CBO Cost Formulas成本计算公式大全:

成本模型:连接方式Join method

注意 连接基数(Join Cardinality)不受到连接方式(join method) 的影响, oracle中主要的三种join method HASH JOIN、Nested Loops、Sort Merge:

  • Nested Loops嵌套循环成本公式:
    • Cost(outer)+Cost(inner))*cardinality(outer)
  • Sort merge 合并排序连接成本公式:
    • Cost(outer) + Cost(inner) + Sort(outer) + Sort(inner)
  • Hash Join 哈希连接公式:
    • Cost(outer) + Cost(inner) + Build(outer) + Probe(inner)

 

Index Unique Scan Cost成本计算
INDEX UNIQUE SCAN COST = (BLEVEL (1-(OIC/100)) + 1) * (OICA/100)

 

Index Range Scan Cost成本计算
INDEX RANGE SCAN COST = (BLEVEL + FF*LFBL)*(1-(OIC/100))+ FF*CLUF)* (OICA/100)

 

 

formula does not include the CPU cost

  • BLEVEL = number of branch levels in index
  • add +1 for leaf block
  • FF = filtering factor – selectivity
  • LFBL = number of leaf blocks
  • CLUF = index clustering factor
  • OIC = optimizer_index_caching(default 0)
  • OICA = optimizer_index_cost_adj parameter(default=100)

 

CPU costing启用的情况下:

mreadtime -Average time , in milliseconds, for a multi-block read (according to sys.aux_stats$)

sreadtime – Average time , in milliseconds, for a single-block read (according to sys.aux_stats$)

MBRC – Average number of blocks to be read in a multi-block read (according to sys.aux_stats$

#SRDs – number of single block reads

#MRDs – number of multi block reads

#CPUCycles – number of CPU Cycles

sreadtime = ioseektim + db_block_size/iotfrspeed

mreadtim = ioseektim + db_file_multiblock_read_count * db_block_size / iotrfspeed

#MRds = #Blks/MBRC

Cost 成本本身 =(#SRds * sreadtim +#MRds * mreadtim + #CPUCycles/cpuspeed)/sreadtim ,  

Cost成本的单位 为 single-block read time=sreadtim

 

 

OSS Description

Provide a description of the component including how it will be built and what it will do, with a reference to the functional requirements (from the Functional Specification) that are being addressed.

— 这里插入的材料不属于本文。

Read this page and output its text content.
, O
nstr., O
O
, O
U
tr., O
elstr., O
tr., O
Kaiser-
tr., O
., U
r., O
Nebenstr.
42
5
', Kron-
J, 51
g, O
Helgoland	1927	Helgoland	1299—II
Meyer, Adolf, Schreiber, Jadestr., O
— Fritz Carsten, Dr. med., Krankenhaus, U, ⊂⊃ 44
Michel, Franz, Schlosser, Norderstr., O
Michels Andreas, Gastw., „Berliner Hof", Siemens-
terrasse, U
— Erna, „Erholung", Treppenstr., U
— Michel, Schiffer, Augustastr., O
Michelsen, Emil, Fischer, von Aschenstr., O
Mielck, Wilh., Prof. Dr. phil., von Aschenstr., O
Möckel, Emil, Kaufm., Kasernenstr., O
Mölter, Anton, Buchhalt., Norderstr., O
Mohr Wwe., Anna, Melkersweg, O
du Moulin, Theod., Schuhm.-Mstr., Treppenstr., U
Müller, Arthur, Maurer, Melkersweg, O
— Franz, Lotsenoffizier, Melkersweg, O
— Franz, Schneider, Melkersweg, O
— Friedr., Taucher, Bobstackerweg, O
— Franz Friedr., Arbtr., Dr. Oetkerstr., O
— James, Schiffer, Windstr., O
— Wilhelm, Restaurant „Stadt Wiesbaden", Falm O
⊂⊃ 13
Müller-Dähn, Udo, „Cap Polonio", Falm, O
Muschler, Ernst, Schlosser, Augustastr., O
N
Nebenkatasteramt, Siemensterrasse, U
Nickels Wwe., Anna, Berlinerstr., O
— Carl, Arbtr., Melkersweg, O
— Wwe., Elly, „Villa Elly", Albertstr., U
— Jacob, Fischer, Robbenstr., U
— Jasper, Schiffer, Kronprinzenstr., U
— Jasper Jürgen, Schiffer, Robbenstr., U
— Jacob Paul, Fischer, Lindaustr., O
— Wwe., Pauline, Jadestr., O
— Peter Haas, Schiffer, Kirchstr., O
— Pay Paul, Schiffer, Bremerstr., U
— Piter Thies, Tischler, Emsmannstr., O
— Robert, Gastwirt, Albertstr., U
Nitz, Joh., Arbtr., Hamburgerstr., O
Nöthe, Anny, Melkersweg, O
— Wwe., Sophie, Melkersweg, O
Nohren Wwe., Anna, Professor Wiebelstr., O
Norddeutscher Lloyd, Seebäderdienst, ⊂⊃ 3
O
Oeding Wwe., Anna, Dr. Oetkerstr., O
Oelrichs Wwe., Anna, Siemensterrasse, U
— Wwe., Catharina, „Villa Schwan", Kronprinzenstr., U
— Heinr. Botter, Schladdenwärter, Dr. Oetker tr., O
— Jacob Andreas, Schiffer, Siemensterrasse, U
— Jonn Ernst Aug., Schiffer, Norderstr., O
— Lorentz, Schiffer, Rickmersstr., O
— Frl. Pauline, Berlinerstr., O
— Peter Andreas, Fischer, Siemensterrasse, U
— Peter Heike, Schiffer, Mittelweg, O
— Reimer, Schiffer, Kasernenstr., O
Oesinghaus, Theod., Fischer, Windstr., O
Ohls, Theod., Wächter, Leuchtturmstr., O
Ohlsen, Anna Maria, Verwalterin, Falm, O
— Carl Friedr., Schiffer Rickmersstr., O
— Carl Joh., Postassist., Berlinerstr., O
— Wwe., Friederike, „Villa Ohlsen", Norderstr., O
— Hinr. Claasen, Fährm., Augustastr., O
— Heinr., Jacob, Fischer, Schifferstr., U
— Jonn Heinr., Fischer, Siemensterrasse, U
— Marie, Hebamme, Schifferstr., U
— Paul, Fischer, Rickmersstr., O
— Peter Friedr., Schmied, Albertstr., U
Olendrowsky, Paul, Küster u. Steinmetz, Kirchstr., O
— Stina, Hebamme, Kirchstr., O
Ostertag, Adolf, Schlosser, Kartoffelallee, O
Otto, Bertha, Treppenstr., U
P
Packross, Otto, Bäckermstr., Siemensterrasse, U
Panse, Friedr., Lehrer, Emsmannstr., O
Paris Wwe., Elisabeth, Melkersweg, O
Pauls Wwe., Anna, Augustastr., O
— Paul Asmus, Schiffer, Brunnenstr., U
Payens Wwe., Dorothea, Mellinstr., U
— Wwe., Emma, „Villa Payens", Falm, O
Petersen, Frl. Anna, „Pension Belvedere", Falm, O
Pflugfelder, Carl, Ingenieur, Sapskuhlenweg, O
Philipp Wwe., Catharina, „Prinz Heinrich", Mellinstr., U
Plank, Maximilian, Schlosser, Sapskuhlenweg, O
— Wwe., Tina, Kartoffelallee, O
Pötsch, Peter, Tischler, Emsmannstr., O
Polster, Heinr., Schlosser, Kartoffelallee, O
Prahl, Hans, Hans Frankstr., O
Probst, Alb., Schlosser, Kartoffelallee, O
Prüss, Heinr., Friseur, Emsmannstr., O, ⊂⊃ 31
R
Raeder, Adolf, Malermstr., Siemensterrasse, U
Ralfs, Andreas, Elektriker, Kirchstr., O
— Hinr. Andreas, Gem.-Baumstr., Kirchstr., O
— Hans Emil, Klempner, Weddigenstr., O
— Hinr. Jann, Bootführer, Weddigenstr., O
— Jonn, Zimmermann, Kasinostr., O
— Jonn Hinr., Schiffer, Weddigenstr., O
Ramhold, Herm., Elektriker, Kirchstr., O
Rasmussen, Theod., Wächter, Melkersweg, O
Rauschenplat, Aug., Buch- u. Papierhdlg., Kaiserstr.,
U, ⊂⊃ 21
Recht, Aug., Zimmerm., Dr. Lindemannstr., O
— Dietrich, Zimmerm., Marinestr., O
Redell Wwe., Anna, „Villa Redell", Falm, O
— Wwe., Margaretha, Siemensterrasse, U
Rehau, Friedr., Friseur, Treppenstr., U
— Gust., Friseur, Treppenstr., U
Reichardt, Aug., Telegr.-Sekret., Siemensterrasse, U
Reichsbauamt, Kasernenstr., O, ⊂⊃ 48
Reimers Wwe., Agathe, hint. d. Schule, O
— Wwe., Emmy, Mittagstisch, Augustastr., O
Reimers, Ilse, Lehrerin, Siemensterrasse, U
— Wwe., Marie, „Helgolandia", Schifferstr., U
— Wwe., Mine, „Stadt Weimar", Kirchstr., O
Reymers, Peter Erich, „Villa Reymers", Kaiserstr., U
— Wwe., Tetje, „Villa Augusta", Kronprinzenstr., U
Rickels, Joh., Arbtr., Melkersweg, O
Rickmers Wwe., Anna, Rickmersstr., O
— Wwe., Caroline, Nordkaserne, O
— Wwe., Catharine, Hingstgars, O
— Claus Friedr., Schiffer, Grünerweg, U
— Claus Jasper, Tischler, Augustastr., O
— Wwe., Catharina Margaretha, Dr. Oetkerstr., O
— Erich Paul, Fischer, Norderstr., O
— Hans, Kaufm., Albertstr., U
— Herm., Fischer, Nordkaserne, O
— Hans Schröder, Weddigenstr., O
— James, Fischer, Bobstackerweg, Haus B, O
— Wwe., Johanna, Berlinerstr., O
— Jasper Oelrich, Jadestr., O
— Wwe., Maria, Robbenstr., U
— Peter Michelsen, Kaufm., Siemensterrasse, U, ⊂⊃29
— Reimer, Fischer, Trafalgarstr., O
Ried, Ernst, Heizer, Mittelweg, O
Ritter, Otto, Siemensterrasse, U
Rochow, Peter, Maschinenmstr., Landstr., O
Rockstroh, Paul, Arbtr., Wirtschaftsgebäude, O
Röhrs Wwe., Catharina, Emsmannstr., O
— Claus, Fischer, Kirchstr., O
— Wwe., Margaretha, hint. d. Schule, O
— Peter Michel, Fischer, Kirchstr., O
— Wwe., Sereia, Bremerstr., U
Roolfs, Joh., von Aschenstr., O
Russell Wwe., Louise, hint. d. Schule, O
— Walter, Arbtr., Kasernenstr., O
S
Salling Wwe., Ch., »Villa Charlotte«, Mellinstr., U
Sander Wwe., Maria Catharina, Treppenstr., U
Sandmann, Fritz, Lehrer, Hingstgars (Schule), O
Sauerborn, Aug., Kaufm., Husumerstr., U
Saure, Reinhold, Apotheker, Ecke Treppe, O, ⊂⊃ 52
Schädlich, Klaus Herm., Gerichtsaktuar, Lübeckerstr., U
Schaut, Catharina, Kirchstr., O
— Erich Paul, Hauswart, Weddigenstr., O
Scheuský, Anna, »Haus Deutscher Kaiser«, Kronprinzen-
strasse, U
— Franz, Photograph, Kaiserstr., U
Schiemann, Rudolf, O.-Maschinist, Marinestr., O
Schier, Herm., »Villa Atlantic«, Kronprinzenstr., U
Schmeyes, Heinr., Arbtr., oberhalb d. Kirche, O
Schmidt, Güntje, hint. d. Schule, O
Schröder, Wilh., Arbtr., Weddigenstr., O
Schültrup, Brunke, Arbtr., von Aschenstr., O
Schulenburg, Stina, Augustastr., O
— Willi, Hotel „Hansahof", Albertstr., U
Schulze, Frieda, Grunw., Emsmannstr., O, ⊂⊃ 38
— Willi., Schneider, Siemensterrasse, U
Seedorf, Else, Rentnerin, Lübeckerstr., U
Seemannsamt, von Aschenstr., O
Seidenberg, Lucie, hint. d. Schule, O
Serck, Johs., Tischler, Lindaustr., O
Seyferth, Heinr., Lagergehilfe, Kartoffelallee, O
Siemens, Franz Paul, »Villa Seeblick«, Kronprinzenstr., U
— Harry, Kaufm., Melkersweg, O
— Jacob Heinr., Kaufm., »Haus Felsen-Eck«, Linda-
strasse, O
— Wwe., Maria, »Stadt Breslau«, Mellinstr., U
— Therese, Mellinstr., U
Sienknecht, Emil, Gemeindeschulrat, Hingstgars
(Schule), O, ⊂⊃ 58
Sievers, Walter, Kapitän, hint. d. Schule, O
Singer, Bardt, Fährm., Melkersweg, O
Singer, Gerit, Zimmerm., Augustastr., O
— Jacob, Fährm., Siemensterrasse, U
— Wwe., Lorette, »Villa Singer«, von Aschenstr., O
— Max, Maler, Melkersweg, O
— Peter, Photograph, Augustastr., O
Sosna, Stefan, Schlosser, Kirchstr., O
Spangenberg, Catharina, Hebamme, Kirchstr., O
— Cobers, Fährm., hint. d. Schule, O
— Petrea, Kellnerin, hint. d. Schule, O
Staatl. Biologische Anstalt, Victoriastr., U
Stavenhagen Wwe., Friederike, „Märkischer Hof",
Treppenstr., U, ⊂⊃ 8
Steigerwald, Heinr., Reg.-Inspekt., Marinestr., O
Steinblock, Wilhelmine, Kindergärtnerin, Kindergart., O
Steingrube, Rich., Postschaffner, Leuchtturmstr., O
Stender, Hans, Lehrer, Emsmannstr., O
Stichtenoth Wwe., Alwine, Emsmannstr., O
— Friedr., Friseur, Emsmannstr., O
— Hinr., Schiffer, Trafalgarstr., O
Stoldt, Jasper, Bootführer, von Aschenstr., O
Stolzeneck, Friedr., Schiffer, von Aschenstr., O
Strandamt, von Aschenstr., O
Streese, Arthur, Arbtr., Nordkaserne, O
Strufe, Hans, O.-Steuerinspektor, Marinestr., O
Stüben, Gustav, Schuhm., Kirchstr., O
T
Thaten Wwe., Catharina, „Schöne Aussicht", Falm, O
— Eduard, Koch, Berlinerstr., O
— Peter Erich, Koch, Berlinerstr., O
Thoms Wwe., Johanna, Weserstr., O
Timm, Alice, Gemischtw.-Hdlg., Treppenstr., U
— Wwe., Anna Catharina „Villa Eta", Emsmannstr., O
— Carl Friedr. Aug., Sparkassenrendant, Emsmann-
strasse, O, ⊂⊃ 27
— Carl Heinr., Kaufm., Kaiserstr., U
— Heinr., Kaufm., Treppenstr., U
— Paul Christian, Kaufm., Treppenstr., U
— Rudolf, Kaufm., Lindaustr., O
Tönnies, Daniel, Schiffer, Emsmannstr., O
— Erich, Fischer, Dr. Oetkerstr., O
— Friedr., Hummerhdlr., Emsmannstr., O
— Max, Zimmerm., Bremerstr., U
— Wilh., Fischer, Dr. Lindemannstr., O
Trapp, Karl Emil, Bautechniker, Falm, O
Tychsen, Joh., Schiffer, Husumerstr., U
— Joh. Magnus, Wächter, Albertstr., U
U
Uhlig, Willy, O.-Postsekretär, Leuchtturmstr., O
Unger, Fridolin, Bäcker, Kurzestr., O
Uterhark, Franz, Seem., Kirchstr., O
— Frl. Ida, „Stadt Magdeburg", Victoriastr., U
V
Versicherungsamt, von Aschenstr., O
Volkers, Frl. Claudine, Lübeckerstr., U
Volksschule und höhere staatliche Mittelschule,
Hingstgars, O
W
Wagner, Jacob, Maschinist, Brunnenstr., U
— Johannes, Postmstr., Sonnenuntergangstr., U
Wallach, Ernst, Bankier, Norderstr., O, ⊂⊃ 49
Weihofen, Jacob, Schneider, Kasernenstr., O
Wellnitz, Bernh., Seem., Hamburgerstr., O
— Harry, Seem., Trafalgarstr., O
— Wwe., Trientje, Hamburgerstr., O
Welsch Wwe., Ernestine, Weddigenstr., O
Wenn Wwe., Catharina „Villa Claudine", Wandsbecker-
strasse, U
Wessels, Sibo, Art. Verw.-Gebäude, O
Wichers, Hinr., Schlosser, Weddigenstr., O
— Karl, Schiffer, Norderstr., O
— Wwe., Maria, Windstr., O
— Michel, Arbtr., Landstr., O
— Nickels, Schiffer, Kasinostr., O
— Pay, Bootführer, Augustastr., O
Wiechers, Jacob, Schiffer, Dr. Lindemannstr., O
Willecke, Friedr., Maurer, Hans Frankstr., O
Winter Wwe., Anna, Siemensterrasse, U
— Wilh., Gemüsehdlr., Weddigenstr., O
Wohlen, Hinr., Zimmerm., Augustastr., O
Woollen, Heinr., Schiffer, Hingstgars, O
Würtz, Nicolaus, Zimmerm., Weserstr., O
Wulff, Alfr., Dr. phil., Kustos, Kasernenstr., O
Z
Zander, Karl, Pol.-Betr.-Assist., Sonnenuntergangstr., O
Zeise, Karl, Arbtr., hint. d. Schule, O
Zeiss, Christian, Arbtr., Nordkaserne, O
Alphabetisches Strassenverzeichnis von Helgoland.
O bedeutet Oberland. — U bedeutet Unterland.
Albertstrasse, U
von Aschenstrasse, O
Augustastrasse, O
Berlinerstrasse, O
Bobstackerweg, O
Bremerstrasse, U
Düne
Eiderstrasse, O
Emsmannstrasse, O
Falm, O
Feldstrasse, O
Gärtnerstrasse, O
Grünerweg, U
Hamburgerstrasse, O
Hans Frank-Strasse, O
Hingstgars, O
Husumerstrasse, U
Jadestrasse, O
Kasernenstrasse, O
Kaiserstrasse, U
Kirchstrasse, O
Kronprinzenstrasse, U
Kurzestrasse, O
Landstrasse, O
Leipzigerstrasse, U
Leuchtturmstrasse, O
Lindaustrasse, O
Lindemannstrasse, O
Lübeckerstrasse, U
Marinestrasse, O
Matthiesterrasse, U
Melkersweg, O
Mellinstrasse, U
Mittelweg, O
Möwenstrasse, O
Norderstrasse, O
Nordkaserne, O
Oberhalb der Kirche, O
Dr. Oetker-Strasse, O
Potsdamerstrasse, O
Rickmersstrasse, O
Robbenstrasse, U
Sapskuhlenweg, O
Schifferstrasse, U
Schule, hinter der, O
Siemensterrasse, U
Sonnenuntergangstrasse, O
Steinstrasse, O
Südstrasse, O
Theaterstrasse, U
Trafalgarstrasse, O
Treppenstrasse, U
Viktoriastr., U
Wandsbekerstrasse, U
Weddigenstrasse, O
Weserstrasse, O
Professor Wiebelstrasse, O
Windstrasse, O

Optimizer system statistics contains hardware characteristics. With OSS optimizer combines IO and CPU resources needed to execute query into single unit – estimated execution time.

OSS Components:

 

Component Initialization Maintenance Description Abbreviated component’s name (get_system_stats and set_system_stats)
CPU speed At system startup Gathering system stats with gathering_mode =  ‘NOWORKLOAD’ or ‘START’, ‘STOP’ or ‘INTERVAL’ or setting manually # CPU cycles per second cpuspeed
IO seek time At system startup Gathering system stats with gathering_mode =  ‘NOWORKLOAD’ or setting manually Seek time + latency time + OS overhead time ioseektim
IO transfer speed At system startup Gathering system stats with gathering_mode =  ‘NOWORKLOAD’ or setting manually Rate at which oracle can read data in the single read request iotfrspeed
Max IO throughput None Gathering system stats with gathering_mode =  ‘NOWORKLOAD’ or ‘START’, ‘STOP’ or ‘INTERVAL’ or setting manually This number characterizes maximum throughput (MB / sec) IO subsystem can deliver maxthr
Average slave IO throughput None Gathering system stats with gathering_mode =  ‘START’, ‘STOP’ or ‘INTERVAL’ or setting manually Average parallel slave IO throughput slavethr
Average Single Block Read Time None Gathering system stats with gathering_mode =  ‘START’, ‘STOP’ or ‘INTERVAL’ or setting manually sreadtim
Average Multi Block Read Time None Gathering system stats with gathering_mode =  ‘START’, ‘STOP’ or ‘INTERVAL’ or setting manually mreadtim
Average multi block read count None Gathering system stats with gathering_mode =  ‘START’, ‘STOP’ or ‘INTERVAL’ or setting manually mbrc

 

  1. cpuspeed, ioseektim, iotfrspeed are always collected
  2. maxthr, slavethr, sreadtim, mreadtim and mbrc collected only when user gathers workload statistics.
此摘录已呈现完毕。